CAPITULO VIII

Cerca del campamento minero corría uno de aquellos tumultuosos torrentes que descendían de las boscosas alturas y al llegar al terreno llano seguían el fondo del cañón formando un cauce cada vez más pronunciado, gracias a la aportación acuosa de otras corrientes.

Grey tenía previstos todos sus actos. Ante todo disparó al aire su revólver dos veces y lo dejó caer entre unas matas de hierba, junto al torrente. A simple vista no se veía, pero una mediana investigación debía descubrirlo en seguida.

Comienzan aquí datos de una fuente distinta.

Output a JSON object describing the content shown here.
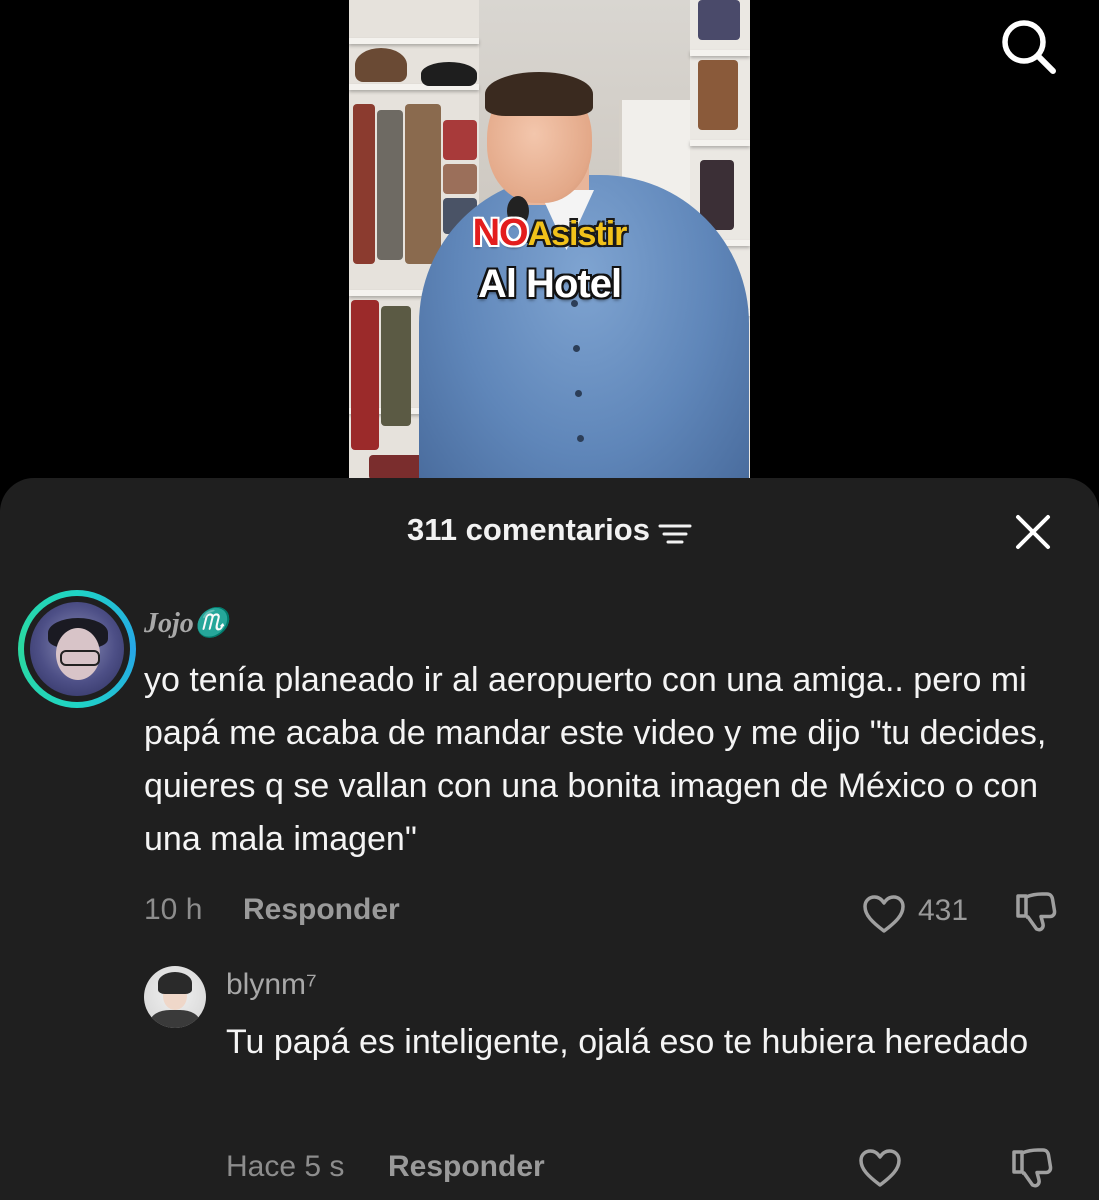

A continuación metió en un saco unas cuantas piedras grandes y se calzó trabajosamente las botas de Segura. Casi no pudo metérselas en los pies y temió reventar el cuero, mas como sólo se trataba de llevarlas unos momentos, hizo un esfuerzo y agarrando el saco lleno de piedras lo arrastró hacia el torrente. Allí tiró las piedras y sacudió el saco antes de devolverlo al almacén de la cabaña. Se quitó las botas de Segura y calzándose las suyas salió a estudiar el terreno, procurando no pisar sobre las huellas dejadas antes, como prueba de un delito. El que se encontraran muchas huellas suyas además de las de Segura, no podía revelar la verdad, pues nadie podría decidir si eran de antes o después del «crimen».

A simple vista, un observador medianamente sagaz podía afirmar que el terreno cercano a la cabaña revelaba que Ernesto Segura había arrastrado un objeto pesado hasta el torrente, lanzándolo a él. Esto era bastante para Grey.

A continuación Grey se pinchó una vena con el cuchillo y dejó que su sangre cayera en el suelo, junto a la cabaña, y cerca del torrente, sobre los guijarros. También dejó caer algunas gotas en el punto de donde partía la huella que podía creerse dejada por un cuerpo al ser arrastrado.

Hecho todo esto, Grey recogió en un paquete un poco de comida y dirigió una última mirada al escenario. Al cabo de un rato decidió que nada podía hacerse para mejorar la decoración. Collier se encargaría de lo demás.

Procurando pisar sobre piedras, Grey se acercó al torrente y se metió en él descalzo, caminando contra corriente para no dejar huellas en el suelo que pudieran revelar hacia dónde había ido. Las huellas de sus pies en el agua eran borradas al momento. Grey hubiese seguido más tiempo por aquel camino, pero lo frío del agua le entumecía los pies. Además tenía que ir despacio y esto no le convenía, pues era importantísimo alejarse de allí lo más posible y lo antes posible.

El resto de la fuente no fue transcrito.